First, know that writers are using appeals to pathos when they attempt to evoke emotion from their audiences. So, writers have to consider what their larger message is and who their audience consists of in order to construct their messages effectively -- this is true of fiction and nonfiction.
For example, if I'm writing a novel, and I want to heighten my readers' suspicion of a character, I will use adjectives that cast that character in a suspicious light, such as "sly" or "manipulative." I also will manipulate narrative structure, perhaps using narrative breaks to my advantage, cutting scenes and ending chapters at climactic moments to build suspense and curiosity about the character.
Nonfiction works similarly, with writers choosing to use evidence and examples to pull at their audiences' emotions.

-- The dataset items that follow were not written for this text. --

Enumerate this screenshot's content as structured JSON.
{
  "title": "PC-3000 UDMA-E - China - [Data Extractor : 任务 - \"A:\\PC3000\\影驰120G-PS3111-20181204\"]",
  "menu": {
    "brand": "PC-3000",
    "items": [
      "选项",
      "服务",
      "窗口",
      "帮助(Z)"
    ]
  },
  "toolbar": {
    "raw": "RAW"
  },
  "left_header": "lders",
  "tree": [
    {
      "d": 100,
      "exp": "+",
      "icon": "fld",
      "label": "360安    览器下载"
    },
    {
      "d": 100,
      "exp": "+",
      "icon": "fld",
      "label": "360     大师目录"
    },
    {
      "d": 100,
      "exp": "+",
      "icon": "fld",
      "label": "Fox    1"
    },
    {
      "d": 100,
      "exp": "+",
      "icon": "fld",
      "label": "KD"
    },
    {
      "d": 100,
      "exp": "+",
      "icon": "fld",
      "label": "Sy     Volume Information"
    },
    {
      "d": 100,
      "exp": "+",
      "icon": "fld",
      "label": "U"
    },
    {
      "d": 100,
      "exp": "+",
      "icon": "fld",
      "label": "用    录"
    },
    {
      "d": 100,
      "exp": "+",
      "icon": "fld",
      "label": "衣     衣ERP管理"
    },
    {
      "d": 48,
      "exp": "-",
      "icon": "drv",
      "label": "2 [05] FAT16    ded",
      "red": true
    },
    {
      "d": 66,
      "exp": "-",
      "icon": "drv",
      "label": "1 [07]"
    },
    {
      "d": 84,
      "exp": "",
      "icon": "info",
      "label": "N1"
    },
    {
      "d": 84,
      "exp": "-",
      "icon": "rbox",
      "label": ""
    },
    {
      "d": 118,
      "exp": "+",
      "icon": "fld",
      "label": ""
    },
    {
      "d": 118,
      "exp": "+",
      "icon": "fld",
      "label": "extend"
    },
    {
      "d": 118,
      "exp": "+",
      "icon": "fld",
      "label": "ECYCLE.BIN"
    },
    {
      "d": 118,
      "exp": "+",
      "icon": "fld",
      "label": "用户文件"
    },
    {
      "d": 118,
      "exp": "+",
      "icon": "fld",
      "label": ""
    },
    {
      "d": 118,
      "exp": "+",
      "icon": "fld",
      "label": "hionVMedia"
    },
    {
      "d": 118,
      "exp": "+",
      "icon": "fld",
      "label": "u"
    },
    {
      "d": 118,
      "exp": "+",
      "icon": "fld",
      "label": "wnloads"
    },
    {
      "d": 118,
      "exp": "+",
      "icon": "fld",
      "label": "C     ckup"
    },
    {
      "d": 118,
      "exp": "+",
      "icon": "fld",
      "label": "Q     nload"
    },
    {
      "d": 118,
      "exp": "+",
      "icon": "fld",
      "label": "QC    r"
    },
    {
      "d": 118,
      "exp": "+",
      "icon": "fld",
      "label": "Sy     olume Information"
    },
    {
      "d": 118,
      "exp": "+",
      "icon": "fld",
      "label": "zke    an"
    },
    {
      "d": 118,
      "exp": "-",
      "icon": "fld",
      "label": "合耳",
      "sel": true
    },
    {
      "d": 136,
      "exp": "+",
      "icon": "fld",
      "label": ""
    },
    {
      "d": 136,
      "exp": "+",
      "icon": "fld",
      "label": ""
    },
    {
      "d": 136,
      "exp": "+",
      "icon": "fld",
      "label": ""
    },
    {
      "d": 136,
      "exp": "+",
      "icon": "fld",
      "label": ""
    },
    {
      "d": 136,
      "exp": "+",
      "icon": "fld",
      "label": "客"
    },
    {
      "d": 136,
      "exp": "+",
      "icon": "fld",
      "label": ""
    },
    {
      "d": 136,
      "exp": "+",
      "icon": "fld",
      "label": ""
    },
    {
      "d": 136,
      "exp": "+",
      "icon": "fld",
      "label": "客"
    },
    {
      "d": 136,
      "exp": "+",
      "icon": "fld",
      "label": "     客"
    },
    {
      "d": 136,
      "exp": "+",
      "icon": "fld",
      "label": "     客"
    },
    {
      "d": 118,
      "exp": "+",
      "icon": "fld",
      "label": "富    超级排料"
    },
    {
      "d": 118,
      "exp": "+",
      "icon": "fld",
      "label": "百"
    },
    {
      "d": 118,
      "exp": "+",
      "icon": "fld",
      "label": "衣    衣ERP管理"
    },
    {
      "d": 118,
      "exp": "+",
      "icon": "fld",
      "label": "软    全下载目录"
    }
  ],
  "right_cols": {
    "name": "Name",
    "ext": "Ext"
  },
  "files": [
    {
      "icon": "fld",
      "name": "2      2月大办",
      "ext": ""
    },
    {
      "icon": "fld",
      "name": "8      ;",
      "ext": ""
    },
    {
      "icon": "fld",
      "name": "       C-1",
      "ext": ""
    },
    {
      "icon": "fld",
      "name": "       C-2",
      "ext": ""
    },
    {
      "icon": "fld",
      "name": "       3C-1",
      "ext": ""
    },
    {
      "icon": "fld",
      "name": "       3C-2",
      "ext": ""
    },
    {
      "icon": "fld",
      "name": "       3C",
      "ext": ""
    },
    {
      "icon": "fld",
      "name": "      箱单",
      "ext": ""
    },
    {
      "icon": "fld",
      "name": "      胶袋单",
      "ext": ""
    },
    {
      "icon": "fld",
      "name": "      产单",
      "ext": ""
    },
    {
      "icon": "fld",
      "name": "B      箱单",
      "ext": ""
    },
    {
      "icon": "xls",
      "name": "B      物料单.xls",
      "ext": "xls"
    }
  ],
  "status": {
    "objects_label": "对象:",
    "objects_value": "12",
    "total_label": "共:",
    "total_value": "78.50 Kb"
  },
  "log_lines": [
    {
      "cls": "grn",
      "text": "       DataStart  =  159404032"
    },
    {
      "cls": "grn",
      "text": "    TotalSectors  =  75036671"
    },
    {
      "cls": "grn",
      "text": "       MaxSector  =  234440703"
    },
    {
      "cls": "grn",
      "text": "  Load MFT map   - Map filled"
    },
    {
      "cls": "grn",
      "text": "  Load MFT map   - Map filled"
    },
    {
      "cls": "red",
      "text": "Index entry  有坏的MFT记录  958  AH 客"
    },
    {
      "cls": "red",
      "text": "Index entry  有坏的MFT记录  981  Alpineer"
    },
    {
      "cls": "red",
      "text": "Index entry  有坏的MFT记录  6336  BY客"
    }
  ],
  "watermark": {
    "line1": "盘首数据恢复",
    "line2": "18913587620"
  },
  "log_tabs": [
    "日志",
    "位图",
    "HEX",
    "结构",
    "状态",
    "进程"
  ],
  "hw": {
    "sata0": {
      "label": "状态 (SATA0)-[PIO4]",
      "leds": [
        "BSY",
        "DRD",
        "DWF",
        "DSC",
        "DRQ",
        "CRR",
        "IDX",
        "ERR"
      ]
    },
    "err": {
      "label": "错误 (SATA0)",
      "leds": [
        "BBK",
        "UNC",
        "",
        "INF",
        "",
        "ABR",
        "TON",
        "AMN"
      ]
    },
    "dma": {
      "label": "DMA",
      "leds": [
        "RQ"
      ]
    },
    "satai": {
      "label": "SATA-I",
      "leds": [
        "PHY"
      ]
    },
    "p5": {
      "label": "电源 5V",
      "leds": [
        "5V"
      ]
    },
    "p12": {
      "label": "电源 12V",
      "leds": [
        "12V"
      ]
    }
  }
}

If I am writing a human interest story about someone seeking refugee status, and I want my readers to feel sympathy and empathy for the person, I will include information that paints them in a positive light, that establishes them as someone my readers can relate to, and that establishes they should be granted refugee status.
As a final example, consider the following two sentences. Pay attention to how the use of contrast words ("but" and "though"), and the arrangement of the information, yields different reactions to readers:
"Your performance on the end-of-year project is solid, but your public speaking skills are poor."
"Your performance on the end-of-year project is solid; your public speaking skills can be improved, though."
Notice the difference? Imagine you're the worker receiving these evaluations - which version will bother you the least?
Your question is broad, so I hope this response is helpful. Essentially, know that words can evoke an array of emotions, and every aspect of the written product, from word choice to narrative structure, contributes to this process.